One of the first biodynamic farms in Sweden, Yttereneby gård has been run as a bio-dynamic and organic dairy farm since the 1960s. Today, the tradition continues with farmer Holger van der Woude who is committed to maintaining a balance between crops and animals, and what the farm gives and receives as it interacts with the environment.
“It has always been important to me to be able to stand for what I do and work so that in the future, it will be possible to run agriculture sustainably,” says Holger.
Holger has known about the problem of eutrophication for a long time. It was one of the issues covered during his university studies, in a program focused on organic and biodynamic agriculture.
“Already then, I was fully determined to reduce my negative environmental impact as a farmer,” recalls Holger.
Yttereneby gård employs a number of measures to prevent nutrient runoff, while also supporting efforts to maintain a closed-loop ecosystem on the farm. No chemical fertilisers are used but instead, composted manure and straw are spread during low-risk periods. The farm practices minimum till- age and the soil is structurally limed, which helps to reduce surf water runoff of nutrients. All animal fodder is produced on the farm. The farm also maintains permanent grasslands, buffer zones, and a constructed wetland to absorb excess nutrients and encourage biodiversity.
The farm also participates in several external research projects. In one study with the Baltic Sea project BERAS (Building Ecological Regenerative Agriculture and Societies), it helped demonstrate that converting to circular farming can help reduce nitrogen and phosphorus leakage to the Baltic Sea. Measured nitrogen leakage from the farm’s fields was 7-9 kilograms of nitrogen per hectare, which is 70-75% lower compared to other agriculture in Sweden during the same time period. In a current project, the Biodynamic Research Center is studying how 15 years worth of accumulated sediments and nutrients in the farm ́s constructed wetland can best be emptied and recycled as nutrients on the fields.
Holger is hopeful that his farm can continue to serve as a good example of sustainable agriculture.
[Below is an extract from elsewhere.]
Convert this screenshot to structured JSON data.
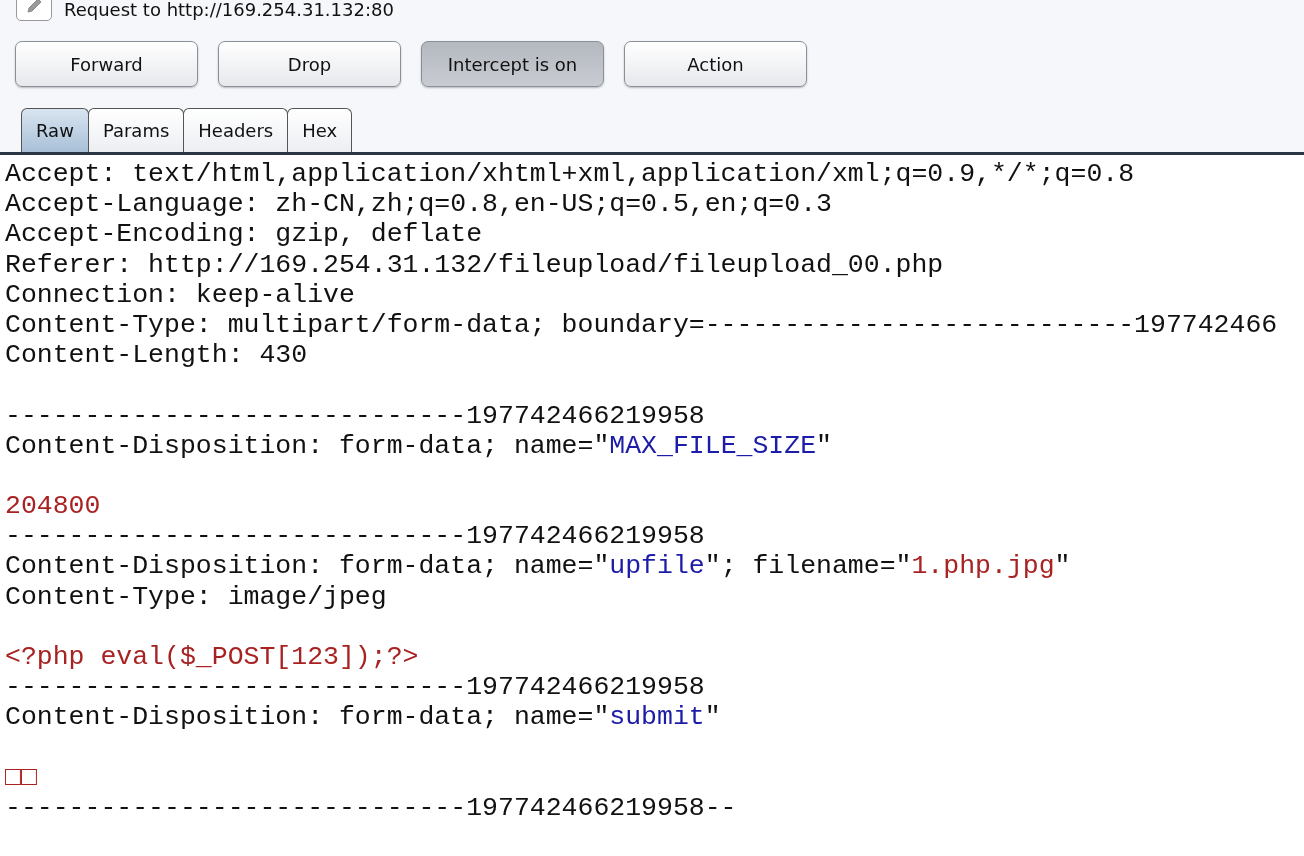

When asked how others have reacted to his successful efforts, Holger says: “It’s generally perceived as positive, but there is still a lot of work to do in terms of increasing society’s knowledge of what we actually do on the farm.”
In 2019, Holger van der Woude received the national Baltic Sea Farmer of the Year Award in recognition of his efforts to reduce nutrient runoff on his farm.
Location: Yttereneby in east Sweden
Type of farm: Organic and biodynamic crop and livestock farm (339 ha)
Main production: Milk, grass, and grains including oats and wheat
Key practices: Buffer zones, catch crops, closed nutrient cycle, cover crops, constructed wetland, manure composting, manure management, minimum tilling, no chemical fertilizers or pesticides, permanent grass lands, structural liming of soil
National jury motivation: “Holger is receiving this award for developing a well planned and diversified agricultural enterprise with grass, grazing, and ecological production; and for implementing a range of measures to protect the Baltic Sea – all of which have been well documented. All fodder (100%) is produced on the farm. To reduce nutrient leakage, Holger does minimum tilling in the spring, and maintains protected zones and catch crops. He has also constructed a wetland. Additionally, Holger participates as a test farm and in knowledge building activities within the framework of the Association of Swedish Farmers, the County Board, the agricultural school, and the Baltic Sea project BERAS.”